Dalla solida formazione accademica al
Conservatorio fino al palcoscenico del pop moderno e indipendente, Elena
Camocardi – in arte Elena Camo – costruisce un ponte ideale tra la cura del
dettaglio e l'immediatezza della melodia. Con l'uscita del nuovo singolo
"Niente Prove", l'artista racconta la forza di non accontentarsi,
trasformando la ricerca dell'autenticità in un messaggio universale e diretto.

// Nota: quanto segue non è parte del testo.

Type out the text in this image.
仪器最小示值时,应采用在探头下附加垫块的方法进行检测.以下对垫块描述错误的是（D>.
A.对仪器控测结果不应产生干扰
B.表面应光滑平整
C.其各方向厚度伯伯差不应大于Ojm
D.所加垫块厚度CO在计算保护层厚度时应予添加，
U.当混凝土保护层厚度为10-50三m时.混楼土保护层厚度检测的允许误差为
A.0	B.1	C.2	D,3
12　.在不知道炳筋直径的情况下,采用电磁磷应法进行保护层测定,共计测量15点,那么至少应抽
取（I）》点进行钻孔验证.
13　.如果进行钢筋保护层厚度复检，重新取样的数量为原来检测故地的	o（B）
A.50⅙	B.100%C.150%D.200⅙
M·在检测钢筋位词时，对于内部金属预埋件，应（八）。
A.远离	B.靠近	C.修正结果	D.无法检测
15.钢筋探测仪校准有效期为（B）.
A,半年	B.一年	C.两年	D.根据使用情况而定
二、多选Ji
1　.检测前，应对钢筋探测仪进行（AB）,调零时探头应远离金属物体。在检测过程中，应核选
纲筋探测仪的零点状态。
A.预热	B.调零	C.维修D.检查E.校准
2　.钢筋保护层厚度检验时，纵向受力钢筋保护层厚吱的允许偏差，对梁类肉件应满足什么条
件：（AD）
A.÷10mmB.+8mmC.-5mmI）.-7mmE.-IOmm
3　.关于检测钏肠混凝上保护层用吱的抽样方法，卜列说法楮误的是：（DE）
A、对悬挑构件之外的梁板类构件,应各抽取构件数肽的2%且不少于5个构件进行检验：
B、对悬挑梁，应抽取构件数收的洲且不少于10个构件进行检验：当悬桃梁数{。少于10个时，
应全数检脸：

In questa intervista esclusiva per Fatti Musicali, Elena Camo si svela tra
scelte di produzione, estetica visiva e i prossimi passi che la condurranno
alla pubblicazione del suo nuovo album.
Ciao
Elena, grazie di essere qui con noi. Elena Camocardi, in arte Elena Camo,
classe 1991: ci racconti come la tua solida formazione classica in
Conservatorio si è trasformata nella necessità di esprimerti come voce pop
moderna e indipendente?
Grazie a voi per l'invito, è un piacere essere qui.
La musica
è sempre stata parte della mia vita e la formazione in Conservatorio è stata
fondamentale. Mi ha dato una preparazione tecnica importante, ma soprattutto mi
ha insegnato il valore dello studio, della disciplina e dell'interpretazione.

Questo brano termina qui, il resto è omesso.